Due to the simplicity of the initial interviews, another employee’s agent unknowingly purchased a snowboard that the owner already had, resulting in a duplicate purchase. Additionally, a pair of agents unexpectedly arranged a real dog-walking date for two employees, who ultimately met up.

These cases demonstrate that when agents are given relatively open-ended goals, they may engage in behaviors that human principals did not anticipate, leading to outcomes that, while not contrary to explicit instructions, deviate from the original intent.

3. Opus Users Earn More, but Haiku Users Remain Unaware of Their Losses

Comparing different models, the transaction results showed significant differences. Opus users completed about 2 more transactions on average than Haiku users, with Opus agents selling items for an average of $3.64 more and paying $2.45 less per purchase. This means that when Opus acted as a seller, it earned more while also saving money as a buyer.

A typical case involved a used bicycle, where the Haiku agent sold it for $38, while the Opus agent sold it for $65, a difference of nearly $200.

Participants’ subjective impressions were also interesting. In a fairness rating from 1 to 7, participants rated their experiences around 4 (average) regardless of which model they were assigned. Among 28 participants who experienced both Haiku and Opus, only 17 rated the Opus round higher, while 11 rated Haiku higher, showing no significant difference.

Anthropic acknowledged in its report that, “Users represented by more intelligent models achieved better objective results, yet those using weaker models were unaware of their disadvantages,” indicating a potential hidden “agent quality gap” in future markets, where disadvantaged parties may not recognize why they are losing.

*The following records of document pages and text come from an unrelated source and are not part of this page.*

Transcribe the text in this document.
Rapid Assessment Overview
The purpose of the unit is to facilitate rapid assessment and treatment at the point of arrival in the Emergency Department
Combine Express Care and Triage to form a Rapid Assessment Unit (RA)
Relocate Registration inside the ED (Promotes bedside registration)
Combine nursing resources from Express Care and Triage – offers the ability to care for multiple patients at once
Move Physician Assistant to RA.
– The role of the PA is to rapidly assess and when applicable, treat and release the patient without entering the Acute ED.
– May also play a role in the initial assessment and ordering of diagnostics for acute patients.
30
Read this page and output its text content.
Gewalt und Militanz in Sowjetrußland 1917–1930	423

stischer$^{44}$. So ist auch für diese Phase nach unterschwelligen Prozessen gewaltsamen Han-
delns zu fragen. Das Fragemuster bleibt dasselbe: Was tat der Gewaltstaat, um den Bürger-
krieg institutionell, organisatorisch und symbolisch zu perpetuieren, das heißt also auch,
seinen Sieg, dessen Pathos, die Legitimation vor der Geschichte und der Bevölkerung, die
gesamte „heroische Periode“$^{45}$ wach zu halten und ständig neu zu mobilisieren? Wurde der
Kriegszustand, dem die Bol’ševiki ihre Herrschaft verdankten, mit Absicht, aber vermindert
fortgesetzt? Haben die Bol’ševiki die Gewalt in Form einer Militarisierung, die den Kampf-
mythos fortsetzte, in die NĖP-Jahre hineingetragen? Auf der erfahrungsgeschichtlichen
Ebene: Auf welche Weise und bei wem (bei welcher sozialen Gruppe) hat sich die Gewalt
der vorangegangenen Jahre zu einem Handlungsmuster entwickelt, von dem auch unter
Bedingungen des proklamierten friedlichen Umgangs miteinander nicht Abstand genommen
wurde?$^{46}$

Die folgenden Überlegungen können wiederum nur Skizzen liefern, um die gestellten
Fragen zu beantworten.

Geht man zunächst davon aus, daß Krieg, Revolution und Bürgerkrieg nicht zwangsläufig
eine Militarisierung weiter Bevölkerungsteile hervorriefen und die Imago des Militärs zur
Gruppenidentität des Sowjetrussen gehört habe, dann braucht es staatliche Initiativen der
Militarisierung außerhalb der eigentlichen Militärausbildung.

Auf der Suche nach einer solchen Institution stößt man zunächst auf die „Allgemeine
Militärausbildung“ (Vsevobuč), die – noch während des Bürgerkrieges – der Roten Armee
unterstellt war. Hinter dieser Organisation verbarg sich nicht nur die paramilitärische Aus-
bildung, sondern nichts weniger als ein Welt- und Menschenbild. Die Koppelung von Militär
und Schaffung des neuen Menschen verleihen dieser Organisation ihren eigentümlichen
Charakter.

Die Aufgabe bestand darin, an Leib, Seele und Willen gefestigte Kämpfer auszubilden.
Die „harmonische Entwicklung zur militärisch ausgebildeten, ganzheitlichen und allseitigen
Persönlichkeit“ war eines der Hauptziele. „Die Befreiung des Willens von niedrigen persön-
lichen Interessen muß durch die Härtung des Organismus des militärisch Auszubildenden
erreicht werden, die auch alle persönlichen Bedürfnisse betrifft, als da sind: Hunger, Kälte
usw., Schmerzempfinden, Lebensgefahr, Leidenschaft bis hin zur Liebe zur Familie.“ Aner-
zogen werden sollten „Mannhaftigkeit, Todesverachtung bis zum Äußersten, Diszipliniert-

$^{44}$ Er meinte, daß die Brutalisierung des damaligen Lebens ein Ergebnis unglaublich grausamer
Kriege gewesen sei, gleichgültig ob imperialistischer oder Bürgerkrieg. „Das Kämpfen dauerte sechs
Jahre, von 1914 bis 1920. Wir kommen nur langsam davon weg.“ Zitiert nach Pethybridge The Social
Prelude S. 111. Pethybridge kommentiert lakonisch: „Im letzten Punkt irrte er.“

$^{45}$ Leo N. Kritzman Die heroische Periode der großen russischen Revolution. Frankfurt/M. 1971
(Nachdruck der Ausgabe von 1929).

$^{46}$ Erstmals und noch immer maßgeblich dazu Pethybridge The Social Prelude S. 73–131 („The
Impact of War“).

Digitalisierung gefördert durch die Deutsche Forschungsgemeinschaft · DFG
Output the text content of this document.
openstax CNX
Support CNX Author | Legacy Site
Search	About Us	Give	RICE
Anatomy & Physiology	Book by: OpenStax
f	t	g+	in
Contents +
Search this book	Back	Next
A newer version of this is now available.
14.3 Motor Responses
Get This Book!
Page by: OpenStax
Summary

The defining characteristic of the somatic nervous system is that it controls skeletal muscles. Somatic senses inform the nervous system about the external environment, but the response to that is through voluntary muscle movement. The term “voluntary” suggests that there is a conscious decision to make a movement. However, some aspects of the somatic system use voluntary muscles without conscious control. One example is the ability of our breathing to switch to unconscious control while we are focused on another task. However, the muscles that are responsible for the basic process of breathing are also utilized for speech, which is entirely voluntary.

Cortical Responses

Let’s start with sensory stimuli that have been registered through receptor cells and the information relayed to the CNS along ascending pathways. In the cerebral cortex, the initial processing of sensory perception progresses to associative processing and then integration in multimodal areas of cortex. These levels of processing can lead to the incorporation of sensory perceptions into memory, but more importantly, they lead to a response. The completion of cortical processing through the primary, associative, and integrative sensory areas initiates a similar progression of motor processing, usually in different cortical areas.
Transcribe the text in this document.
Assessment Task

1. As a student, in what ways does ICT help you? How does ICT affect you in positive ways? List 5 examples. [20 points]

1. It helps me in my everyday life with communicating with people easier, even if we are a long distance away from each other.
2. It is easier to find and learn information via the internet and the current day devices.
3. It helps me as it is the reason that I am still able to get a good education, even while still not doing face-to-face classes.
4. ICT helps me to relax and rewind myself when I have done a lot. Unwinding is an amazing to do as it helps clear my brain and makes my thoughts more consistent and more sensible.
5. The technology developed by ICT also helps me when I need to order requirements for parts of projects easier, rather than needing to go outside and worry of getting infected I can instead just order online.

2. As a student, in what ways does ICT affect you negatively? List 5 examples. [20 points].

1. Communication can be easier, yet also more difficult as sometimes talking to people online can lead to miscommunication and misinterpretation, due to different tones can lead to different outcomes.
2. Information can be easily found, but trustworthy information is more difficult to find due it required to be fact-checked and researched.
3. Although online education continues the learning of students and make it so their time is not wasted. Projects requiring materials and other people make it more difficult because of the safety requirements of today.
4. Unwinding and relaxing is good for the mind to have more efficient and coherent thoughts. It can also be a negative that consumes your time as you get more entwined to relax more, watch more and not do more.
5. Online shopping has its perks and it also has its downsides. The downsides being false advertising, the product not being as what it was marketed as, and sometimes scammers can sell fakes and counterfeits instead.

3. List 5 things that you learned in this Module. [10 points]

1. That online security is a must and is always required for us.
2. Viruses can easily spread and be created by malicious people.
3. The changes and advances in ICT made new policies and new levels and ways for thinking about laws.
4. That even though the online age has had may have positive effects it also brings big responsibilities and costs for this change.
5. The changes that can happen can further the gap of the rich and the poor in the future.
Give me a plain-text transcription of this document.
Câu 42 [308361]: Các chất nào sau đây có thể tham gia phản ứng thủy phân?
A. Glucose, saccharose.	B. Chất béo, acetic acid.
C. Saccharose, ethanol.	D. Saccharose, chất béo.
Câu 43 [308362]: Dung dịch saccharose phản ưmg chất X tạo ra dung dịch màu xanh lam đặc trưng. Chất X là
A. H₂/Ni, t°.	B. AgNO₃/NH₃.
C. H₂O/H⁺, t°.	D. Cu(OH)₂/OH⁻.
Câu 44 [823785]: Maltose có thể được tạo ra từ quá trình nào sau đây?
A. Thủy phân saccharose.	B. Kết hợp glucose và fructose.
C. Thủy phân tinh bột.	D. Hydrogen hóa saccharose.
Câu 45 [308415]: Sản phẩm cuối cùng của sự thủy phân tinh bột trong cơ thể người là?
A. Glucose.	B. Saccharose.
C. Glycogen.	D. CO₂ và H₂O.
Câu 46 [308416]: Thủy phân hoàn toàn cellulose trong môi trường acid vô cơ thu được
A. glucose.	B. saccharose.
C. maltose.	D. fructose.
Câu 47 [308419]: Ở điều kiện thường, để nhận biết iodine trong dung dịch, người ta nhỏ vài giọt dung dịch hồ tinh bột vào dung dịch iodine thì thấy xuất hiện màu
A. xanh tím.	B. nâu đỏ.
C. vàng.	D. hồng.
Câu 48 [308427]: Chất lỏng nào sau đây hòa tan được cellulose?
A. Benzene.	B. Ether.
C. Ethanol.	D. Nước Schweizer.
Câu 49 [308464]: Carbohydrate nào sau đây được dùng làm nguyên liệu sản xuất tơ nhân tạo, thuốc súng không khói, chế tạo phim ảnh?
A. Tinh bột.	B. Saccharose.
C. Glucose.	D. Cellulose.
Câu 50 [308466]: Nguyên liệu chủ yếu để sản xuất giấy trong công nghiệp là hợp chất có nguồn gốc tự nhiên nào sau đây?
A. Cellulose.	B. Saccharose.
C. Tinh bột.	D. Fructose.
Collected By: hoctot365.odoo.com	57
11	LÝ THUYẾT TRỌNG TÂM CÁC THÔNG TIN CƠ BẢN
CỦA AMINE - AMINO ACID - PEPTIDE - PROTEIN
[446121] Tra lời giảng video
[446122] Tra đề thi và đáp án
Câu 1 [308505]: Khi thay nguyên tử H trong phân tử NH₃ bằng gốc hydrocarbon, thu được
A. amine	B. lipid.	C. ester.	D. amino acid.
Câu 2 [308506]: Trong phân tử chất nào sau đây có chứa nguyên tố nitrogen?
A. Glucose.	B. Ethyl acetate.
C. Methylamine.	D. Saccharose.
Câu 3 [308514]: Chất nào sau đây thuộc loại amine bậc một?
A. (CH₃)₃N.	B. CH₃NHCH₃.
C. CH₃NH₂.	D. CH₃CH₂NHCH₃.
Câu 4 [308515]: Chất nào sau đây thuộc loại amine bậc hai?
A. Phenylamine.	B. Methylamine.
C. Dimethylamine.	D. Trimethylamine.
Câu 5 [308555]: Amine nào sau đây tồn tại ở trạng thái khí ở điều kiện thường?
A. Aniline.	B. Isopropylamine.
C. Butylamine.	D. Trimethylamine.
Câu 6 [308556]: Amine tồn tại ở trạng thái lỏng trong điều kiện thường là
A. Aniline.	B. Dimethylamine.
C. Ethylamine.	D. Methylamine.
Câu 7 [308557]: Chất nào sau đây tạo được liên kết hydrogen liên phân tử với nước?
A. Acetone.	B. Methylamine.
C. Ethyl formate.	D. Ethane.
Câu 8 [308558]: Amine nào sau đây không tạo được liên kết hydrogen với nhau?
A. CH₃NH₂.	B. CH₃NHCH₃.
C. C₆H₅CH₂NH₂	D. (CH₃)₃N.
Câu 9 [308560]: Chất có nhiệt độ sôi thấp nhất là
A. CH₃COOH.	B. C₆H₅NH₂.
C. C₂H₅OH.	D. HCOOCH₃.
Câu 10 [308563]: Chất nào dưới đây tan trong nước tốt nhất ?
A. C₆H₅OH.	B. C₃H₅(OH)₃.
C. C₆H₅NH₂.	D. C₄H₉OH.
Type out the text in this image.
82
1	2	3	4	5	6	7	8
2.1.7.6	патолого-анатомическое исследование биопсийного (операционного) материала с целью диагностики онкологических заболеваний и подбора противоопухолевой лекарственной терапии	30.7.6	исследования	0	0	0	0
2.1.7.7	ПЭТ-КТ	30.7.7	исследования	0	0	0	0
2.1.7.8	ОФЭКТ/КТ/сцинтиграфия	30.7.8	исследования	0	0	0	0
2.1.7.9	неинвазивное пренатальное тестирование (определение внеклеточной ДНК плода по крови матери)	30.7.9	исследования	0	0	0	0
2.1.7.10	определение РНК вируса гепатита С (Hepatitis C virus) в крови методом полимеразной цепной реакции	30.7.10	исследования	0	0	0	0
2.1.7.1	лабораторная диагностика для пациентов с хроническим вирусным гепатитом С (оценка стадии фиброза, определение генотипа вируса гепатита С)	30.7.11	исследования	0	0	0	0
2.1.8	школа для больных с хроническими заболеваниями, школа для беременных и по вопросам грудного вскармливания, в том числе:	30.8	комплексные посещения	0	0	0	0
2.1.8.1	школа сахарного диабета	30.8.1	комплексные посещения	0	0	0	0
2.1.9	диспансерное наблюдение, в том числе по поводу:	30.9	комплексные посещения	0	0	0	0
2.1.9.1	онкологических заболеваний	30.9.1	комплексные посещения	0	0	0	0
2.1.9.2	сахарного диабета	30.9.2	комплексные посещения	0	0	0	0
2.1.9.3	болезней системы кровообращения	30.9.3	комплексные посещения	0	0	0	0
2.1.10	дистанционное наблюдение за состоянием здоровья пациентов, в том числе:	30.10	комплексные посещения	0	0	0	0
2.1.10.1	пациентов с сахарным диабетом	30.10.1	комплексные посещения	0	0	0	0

Another counterintuitive finding was that the style of prompts had far less impact on outcomes than expected. Regardless of whether the agent was set to be “aggressive” or “friendly,” there were no statistically significant differences in transaction success rates or final prices. While negotiation styles influence outcomes in human negotiations, this did not hold true for agent-to-agent transactions, suggesting that some principles of traditional negotiation psychology may not apply in these scenarios.

4. No Legal Framework for Agent Transactions Yet, 46% Willing to Pay

Anthropic’s report noted that there currently exists no legal or policy framework for AI agents to represent humans in commercial transactions, but the experiment showed that agent-mediated transactions are not far off. The company also acknowledged that Project Deal was a small-scale pilot experiment with self-selected participants, and the sample size and representativeness are limited, making it inappropriate to directly extrapolate results to the general consumer market.

Nevertheless, 46% of participants indicated a willingness to pay for similar agent services, and Anthropic concluded that it is “still uncertain how the economy involving AI agents will develop.”

Notably, the Claude Opus 4.5 and Claude Haiku 4.5 used in Project Deal are Anthropic’s current main model combinations, with the former positioned for high-end reasoning and the latter for low-cost, high-throughput tasks. The performance differences between these models in market scenarios will directly impact future business decisions regarding the cost-benefit balance of deploying agent proxies, potentially making it essential to allocate more expensive models for critical transaction phases.

Conclusion: The Emergence of Agent Economy

Project Deal may be small in scale, but it provides a tangible glimpse into the future: when AI agents conduct business on behalf of humans, the capability of the model directly influences the financial outcomes for traders, while the principals may not be aware of the technological divide. Spending less on a higher-quality model could indeed lead to significant financial differences.

As discussions around multi-agent collaboration and agent services continue, Anthropic has outlined the early contours of an agent economy through this internal experiment. Future agent transaction scenarios are likely to become a reality, but significant efforts are still needed in both the models themselves and related legal frameworks.